Loneliness is the leprosy of modern society.
– Mother Theresa
I have noticed a significant rise in a general sense of detachment from society as an underlying cause of depression for many of the people I work with. While this trend seems to be consistent across gender and cultural lines, I would say that one age range is most at risk. Those currently in their late teens to early thirties are most likely to identify with these symptoms. One factor they share without fail is a glaring disparity between online communication and face to face communication with family, friends, or even coworkers. Often times when the hours spent per week are calculated the difference will be 9:1 or more in favor of remote relationships. Is it any wonder that we feel disconnected when we don’t actually connect with others?
A great deal of research has been done on physical touch and its effects on emotional health. Neurotransmitters like oxytocin and glucocorticoids are released when people share a physical connection. Shaking hands and hugging hello/goodbye, a platonic kiss between friends or a more passionate kiss between partners, even a literal pat on the back between coworkers for a job well done can bring on these chemicals that help us to feel a sense of wellbeing and connection. We first experience this as infants when we are held and comforted by our parents. While infants tend to need much more physical contact than adults, the need is present in all people throughout the lifespan. You can certainly maintain friendships, share thoughts and ideas, and generally keep in touch with others online, but you cannot simulate the positive effect of touch.
One man identified this issue and decided to reach out to others in his community by hugging complete strangers. While this may sound a bit odd the overwhelming positive response to his idea would seem to confirm that our need to feel connected to others can override the social pressure to keep to ourselves. For more information on one man’s work to cure loneliness please visit the link below.
While I don’t think the majority of people (myself included) want their physical touch needs met by strangers on the sidewalk, we can’t deny the positive effects of close IRL relationships. We also can’t deny the correlation between the lack of in person connection to loneliness, and ultimately depression.
The most common reasons given by young adults for avoiding personal relationship building are (a) anxiety over initiating the process of establishing personal relationships, and (b) not knowing the “how to” of getting the process started.

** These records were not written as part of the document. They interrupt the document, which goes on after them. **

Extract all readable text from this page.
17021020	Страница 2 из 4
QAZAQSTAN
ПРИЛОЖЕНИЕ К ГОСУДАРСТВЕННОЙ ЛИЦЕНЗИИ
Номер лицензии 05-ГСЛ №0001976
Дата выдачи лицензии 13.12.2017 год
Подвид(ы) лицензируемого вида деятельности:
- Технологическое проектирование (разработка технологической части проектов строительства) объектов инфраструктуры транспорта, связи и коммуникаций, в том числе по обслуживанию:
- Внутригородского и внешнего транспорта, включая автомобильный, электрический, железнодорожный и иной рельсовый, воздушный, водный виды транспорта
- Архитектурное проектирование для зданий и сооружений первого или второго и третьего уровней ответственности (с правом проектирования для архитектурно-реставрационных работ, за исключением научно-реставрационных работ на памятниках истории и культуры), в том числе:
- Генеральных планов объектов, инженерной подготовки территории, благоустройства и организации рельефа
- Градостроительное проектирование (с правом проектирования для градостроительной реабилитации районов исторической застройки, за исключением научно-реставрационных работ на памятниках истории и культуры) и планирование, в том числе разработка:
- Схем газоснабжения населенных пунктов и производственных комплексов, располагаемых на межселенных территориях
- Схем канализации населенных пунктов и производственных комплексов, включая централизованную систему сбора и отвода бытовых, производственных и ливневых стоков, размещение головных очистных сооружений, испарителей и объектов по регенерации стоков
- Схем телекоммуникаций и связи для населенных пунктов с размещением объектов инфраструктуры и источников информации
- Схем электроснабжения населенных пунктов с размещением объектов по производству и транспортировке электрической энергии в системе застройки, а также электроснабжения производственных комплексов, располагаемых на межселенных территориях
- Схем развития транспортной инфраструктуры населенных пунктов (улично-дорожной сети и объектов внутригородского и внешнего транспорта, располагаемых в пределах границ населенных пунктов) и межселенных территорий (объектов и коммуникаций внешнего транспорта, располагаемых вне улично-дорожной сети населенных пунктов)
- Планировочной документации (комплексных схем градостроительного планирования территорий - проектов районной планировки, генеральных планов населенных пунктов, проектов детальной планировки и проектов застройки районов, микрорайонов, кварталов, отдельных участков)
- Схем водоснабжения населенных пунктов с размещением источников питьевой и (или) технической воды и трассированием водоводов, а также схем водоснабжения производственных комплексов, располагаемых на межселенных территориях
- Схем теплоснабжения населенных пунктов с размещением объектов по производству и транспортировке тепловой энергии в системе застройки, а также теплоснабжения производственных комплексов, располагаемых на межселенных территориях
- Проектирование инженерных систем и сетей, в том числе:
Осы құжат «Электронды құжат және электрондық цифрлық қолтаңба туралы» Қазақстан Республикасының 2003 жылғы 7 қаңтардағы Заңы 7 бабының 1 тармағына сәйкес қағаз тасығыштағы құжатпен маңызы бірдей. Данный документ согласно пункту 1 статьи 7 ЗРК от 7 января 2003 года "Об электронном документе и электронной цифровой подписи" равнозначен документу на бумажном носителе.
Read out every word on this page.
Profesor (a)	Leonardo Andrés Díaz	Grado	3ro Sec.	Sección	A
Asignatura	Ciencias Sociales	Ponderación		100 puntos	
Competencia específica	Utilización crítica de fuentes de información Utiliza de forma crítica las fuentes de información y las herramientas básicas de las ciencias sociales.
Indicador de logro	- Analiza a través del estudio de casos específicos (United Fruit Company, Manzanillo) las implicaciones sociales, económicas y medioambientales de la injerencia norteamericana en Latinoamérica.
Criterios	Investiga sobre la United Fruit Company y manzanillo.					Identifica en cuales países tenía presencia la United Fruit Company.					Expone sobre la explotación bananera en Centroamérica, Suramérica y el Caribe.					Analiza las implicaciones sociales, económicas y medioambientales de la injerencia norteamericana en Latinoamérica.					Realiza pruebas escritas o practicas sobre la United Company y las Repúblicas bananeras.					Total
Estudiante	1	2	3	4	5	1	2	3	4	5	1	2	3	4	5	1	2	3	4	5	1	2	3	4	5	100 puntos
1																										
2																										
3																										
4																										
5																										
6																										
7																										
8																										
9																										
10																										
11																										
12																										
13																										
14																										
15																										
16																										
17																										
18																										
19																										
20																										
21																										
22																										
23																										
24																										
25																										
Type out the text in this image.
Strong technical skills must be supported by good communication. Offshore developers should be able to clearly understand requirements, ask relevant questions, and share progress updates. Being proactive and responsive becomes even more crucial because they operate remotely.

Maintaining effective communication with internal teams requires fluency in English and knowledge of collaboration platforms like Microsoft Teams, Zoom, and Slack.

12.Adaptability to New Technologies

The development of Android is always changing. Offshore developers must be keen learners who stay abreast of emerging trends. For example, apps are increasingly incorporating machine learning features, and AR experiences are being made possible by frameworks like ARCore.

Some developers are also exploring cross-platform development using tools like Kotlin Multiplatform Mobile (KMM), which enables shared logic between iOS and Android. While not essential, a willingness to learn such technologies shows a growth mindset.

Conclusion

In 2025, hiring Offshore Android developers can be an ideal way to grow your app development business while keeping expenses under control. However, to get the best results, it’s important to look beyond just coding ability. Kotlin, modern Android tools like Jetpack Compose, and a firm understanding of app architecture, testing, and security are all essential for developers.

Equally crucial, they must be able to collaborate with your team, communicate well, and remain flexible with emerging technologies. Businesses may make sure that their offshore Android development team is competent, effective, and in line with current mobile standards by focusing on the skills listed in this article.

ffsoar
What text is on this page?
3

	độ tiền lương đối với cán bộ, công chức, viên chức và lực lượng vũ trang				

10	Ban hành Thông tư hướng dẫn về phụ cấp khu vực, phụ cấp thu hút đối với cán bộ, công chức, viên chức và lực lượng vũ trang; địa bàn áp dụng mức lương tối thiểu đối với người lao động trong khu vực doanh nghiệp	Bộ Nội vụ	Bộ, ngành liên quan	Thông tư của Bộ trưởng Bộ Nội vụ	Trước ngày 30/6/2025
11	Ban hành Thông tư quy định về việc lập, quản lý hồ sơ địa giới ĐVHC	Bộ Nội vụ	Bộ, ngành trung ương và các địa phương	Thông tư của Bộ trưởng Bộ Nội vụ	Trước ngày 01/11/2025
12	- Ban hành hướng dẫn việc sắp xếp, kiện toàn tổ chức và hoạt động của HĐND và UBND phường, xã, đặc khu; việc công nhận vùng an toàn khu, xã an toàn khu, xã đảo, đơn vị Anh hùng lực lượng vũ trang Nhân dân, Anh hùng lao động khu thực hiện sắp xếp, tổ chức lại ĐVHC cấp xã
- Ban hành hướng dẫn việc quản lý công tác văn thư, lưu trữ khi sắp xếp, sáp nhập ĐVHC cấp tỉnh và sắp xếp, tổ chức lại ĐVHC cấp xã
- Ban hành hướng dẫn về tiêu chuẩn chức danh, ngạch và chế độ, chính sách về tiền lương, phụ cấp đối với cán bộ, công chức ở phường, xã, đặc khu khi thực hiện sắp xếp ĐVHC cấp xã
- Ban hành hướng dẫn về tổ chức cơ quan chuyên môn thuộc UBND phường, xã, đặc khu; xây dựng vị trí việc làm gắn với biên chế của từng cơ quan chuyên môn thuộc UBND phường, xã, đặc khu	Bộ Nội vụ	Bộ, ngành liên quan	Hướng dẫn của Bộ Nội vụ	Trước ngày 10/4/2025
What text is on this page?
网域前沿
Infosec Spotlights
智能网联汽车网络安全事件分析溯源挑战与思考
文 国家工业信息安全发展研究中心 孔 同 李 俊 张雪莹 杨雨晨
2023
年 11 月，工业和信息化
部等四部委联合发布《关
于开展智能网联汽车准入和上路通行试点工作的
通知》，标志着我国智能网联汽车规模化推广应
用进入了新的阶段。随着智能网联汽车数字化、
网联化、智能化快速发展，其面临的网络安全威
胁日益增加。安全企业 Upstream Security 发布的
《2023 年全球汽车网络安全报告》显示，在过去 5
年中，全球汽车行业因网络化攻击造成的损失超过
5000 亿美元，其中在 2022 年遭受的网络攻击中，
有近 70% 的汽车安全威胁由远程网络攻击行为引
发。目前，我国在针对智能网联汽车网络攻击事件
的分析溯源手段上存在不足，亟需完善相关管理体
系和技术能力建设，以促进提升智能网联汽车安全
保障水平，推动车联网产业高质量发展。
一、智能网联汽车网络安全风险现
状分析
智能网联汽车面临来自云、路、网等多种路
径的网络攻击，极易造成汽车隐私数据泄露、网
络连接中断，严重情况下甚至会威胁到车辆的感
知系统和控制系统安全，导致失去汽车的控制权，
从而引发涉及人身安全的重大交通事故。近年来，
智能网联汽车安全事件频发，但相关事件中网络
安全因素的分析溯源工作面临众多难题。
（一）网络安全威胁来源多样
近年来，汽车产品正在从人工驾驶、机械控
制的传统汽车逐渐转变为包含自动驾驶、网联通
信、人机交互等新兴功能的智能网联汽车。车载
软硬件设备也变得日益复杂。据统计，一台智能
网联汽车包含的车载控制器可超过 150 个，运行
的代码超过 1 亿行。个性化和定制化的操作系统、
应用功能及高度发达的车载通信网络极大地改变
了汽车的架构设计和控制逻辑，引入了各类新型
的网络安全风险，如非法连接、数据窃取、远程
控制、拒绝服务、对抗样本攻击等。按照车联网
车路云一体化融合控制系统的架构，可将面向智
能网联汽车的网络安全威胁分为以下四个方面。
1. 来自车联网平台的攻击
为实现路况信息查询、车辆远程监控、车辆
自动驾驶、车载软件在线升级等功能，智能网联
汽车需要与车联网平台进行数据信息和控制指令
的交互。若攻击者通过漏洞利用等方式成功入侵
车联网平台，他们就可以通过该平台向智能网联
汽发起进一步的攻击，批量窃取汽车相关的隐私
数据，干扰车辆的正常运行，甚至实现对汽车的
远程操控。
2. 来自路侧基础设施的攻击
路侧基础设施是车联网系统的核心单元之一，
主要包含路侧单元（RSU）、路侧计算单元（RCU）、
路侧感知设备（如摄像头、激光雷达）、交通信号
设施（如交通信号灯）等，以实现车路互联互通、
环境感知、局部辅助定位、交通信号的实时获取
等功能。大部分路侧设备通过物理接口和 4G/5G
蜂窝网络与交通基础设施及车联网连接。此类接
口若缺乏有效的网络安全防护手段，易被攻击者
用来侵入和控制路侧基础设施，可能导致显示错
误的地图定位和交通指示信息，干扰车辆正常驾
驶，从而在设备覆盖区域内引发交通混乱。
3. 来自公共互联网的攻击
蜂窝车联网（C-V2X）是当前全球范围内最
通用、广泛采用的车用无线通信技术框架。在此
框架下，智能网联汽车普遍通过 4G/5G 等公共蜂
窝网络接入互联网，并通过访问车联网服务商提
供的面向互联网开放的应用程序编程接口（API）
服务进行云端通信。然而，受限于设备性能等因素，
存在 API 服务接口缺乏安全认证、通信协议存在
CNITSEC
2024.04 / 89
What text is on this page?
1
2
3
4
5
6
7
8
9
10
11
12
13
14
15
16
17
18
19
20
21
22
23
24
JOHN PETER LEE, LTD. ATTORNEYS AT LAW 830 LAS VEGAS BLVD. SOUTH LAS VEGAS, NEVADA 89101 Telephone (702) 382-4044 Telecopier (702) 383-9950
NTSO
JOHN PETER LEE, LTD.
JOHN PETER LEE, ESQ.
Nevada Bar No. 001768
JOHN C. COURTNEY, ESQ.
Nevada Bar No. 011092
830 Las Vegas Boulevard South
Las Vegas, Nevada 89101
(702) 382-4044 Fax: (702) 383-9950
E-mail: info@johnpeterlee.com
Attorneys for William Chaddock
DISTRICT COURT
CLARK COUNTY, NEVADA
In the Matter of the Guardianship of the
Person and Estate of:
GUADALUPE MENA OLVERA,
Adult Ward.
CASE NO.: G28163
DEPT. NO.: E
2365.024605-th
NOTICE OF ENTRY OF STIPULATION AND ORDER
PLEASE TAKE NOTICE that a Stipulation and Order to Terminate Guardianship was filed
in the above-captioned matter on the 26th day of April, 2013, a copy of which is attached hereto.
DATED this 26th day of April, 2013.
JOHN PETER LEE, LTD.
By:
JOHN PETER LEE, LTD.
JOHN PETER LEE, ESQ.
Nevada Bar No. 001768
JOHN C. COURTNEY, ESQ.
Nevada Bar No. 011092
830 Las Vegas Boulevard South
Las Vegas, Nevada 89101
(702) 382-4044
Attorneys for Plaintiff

This is where conversational counseling can help. Rather than clinical therapy with a full blown anxiety diagnosis, I recommend counseling with an informal style to discuss concerns, address common issues, and learn approaches to relationship building that will encourage confidence. If you, or someone you care for, is struggling in this area you may want to consider a bit of counseling to help make the move towards building personal relationships, and improving overall mental health.